桜の咲き誇る季節になり、自分はこれからの未来に胸を膨らませていた。
「ここが、百合ノ花学園…………」
周りには自分と同じ新入生が満面の笑みを浮かべながら校門へ向かっていくのが見られる。高校を背にして写真を撮る者もちらほらと窺える。
日本トップクラスの女学園とされる百合ノ花学園。女の子なら誰もが憧れる高校で、やはりお嬢様揃いのため校舎には一切の穢れがなく、足を踏み入れることすら躊躇ってしまう。
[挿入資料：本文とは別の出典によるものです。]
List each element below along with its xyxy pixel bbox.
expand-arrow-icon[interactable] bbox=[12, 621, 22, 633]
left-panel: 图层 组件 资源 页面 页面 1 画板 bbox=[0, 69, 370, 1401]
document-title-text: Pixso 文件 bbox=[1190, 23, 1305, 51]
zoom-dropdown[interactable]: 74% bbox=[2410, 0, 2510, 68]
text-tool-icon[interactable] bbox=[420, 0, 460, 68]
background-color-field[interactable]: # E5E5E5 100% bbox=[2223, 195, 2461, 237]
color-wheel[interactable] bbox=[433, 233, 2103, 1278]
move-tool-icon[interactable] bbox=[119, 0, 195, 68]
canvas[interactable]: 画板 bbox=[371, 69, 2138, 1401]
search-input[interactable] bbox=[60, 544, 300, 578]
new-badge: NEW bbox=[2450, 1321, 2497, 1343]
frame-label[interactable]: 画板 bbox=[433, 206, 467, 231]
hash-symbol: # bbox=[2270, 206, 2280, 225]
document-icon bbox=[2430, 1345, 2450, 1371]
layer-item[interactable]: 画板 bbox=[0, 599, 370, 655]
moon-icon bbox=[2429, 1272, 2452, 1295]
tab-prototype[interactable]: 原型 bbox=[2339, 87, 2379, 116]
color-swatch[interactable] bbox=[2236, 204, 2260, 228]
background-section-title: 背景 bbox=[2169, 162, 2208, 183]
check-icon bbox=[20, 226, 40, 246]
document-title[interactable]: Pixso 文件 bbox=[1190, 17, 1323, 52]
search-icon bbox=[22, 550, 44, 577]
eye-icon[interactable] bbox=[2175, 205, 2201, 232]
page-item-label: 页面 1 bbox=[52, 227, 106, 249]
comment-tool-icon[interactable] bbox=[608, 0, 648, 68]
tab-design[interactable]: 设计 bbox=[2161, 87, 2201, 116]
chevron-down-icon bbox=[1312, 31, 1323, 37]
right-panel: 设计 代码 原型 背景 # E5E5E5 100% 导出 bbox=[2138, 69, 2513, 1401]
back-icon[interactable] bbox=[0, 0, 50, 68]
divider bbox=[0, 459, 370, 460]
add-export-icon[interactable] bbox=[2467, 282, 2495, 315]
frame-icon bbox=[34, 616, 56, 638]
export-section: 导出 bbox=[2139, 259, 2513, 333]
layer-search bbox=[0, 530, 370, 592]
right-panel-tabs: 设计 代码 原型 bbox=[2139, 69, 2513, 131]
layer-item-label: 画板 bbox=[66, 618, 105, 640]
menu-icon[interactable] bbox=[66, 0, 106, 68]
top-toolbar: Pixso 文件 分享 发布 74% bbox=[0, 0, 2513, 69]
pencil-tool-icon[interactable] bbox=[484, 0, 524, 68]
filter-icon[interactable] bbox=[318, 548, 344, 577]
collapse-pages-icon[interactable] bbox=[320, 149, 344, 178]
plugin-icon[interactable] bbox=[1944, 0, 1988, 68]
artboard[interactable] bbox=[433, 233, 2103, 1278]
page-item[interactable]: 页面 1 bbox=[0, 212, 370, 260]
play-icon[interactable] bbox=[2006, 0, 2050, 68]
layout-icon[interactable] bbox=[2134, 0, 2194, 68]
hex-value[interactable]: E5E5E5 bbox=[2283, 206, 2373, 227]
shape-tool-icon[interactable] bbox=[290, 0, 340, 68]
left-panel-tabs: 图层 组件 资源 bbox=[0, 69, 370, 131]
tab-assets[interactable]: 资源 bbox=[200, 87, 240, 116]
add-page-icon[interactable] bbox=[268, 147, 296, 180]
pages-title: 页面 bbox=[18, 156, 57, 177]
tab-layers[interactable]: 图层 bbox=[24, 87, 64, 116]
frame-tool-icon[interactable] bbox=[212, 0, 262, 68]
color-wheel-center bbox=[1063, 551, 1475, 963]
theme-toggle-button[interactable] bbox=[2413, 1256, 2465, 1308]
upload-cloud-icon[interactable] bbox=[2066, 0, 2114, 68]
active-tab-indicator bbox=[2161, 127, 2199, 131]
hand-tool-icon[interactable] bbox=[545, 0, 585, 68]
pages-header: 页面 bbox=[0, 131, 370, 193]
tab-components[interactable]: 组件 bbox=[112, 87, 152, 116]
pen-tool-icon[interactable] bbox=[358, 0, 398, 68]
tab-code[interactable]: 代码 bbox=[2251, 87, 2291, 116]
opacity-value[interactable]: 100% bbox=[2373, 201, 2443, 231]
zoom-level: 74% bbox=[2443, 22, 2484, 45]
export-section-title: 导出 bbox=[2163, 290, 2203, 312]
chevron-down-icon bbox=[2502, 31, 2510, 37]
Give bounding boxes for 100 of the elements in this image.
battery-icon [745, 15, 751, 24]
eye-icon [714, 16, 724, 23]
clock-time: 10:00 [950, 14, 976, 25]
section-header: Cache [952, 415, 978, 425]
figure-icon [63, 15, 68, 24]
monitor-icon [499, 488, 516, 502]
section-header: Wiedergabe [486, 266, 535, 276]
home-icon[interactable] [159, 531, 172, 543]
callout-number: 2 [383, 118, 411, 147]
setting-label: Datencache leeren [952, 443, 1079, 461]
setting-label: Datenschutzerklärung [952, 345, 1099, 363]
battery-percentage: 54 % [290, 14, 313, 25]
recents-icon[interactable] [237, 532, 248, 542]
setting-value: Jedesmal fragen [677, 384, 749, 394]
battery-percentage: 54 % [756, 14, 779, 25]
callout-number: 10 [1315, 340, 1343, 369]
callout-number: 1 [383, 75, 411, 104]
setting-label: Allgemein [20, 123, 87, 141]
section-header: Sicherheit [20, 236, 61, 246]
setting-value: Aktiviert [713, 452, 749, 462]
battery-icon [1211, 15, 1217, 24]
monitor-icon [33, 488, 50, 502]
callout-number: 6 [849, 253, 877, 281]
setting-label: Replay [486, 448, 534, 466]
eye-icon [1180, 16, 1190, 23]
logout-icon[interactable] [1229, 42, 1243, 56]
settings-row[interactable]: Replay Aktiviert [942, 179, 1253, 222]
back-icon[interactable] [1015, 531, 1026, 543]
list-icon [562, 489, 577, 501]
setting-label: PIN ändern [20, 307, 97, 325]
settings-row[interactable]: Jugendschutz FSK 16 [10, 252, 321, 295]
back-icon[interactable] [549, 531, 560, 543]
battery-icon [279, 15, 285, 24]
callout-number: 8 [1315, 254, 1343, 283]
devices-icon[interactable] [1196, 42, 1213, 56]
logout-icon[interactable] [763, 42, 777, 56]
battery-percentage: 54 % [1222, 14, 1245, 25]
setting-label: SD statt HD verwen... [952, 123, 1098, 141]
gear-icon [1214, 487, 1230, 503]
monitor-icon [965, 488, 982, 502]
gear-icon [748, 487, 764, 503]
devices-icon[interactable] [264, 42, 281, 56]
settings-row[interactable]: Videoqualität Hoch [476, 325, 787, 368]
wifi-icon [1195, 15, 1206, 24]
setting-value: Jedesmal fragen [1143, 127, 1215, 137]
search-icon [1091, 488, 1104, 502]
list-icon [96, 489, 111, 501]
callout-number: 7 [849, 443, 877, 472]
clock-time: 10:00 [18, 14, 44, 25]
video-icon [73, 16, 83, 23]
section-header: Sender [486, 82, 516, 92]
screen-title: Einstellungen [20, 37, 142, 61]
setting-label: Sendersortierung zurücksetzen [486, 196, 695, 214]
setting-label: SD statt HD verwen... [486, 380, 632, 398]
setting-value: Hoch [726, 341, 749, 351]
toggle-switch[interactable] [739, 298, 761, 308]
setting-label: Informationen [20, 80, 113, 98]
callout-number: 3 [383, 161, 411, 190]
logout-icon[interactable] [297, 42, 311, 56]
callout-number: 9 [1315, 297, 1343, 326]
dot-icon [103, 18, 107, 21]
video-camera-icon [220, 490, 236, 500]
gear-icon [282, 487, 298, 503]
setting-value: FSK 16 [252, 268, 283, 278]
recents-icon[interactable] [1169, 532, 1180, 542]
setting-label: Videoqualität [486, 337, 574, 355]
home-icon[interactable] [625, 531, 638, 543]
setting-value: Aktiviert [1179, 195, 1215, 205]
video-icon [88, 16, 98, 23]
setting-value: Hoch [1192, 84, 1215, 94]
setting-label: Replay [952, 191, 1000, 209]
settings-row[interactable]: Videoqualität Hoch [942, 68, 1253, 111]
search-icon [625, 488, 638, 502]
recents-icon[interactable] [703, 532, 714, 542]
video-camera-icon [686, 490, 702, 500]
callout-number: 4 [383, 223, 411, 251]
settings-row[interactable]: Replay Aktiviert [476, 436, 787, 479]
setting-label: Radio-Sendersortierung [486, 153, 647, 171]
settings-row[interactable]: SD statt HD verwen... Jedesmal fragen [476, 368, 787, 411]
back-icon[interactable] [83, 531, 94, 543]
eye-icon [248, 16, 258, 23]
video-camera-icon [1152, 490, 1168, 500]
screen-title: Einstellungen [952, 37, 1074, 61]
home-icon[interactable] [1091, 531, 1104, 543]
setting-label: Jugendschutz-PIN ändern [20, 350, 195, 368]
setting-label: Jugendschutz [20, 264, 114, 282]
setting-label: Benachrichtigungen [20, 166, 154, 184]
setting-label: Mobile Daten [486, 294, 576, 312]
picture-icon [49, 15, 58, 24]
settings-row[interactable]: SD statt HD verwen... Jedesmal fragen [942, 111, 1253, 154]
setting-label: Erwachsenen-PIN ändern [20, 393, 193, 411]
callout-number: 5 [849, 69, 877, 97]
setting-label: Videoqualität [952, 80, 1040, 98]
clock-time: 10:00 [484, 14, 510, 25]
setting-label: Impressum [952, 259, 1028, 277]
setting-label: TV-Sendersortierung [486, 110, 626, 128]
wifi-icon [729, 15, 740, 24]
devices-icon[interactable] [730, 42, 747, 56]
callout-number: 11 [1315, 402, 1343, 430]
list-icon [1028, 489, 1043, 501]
そんな念願だった高校への三年パスポートを右手に携え、桜並木に囲まれながら校門の前に今、自分は立っている。
大きく息を吸い込み、門を潜ろうとしたその時だった。
「あなたも新入生……ですか?」
背後から弱々しい涙声が語り掛けるように訊ねてきた。振り返るとそこには同じ制服を着た容姿端麗な美少女が目を潤わせながら立っていた。返事として「はい。どうしたのですか?」と訊き返すと彼女は続けて、
「あの……あそこに見えるのが、百合ノ花学園でしょうか…………?」
そうでないのなら一体あれは何だというのか。的外れな質問に少々戸惑いながらも答えた。
「は、はい……。そうですよ」
そう答えてあげると、目の前の彼女はぶわっと泣き出した。突然の出来事にこればかりは驚きを隠せない。
「ど、どうしたのですか?」
「やっと……、やっと着きました…………えぐっ。ずっと、ずっと迷ってて……ひぐっ、もう辿り着かないんじゃないかと思って……」
なんだ迷子だったのかと呆れて一人で納得する。一体彼女はどれほど迷っていたのか。訪ねると一時間半と返ってきたので、次に地方から来たのかと問うと、一駅先と返ってきた。ツッコミどころしかない。
「もうそろそろ8:30になりまーす。新入生の方々は急いでくださーい」
再び背後からそんな呼びかけが聴こえた。
「と、取り敢えず行かなきゃ……! 走るわよ!」
「えっ、ちょ……ちょっと、待ってくださいよぅ……」
入学初日から遅刻なんて恥をかくのは御免だ。校門まで桜の雨の中を一直線に走る。
「百合ノ花学園へようこそ!」
門の前に立っていた先輩達が温かく入学を迎えた。いずれ入学式で先生たちと共に歓迎されると思うが、それでも彼女たちが出迎えてくれるのは新顔を逸早く見たいからだろう。
やはりどこを見ても美少女で、皆気品に溢れている。色々と不安しかない。バレたら殺されるだけでは済まない。
神様……。夢かなったけどとんでもない地雷地帯に迷い込んでしまいました。
こうして、俺の奇妙な学園生活が始まった。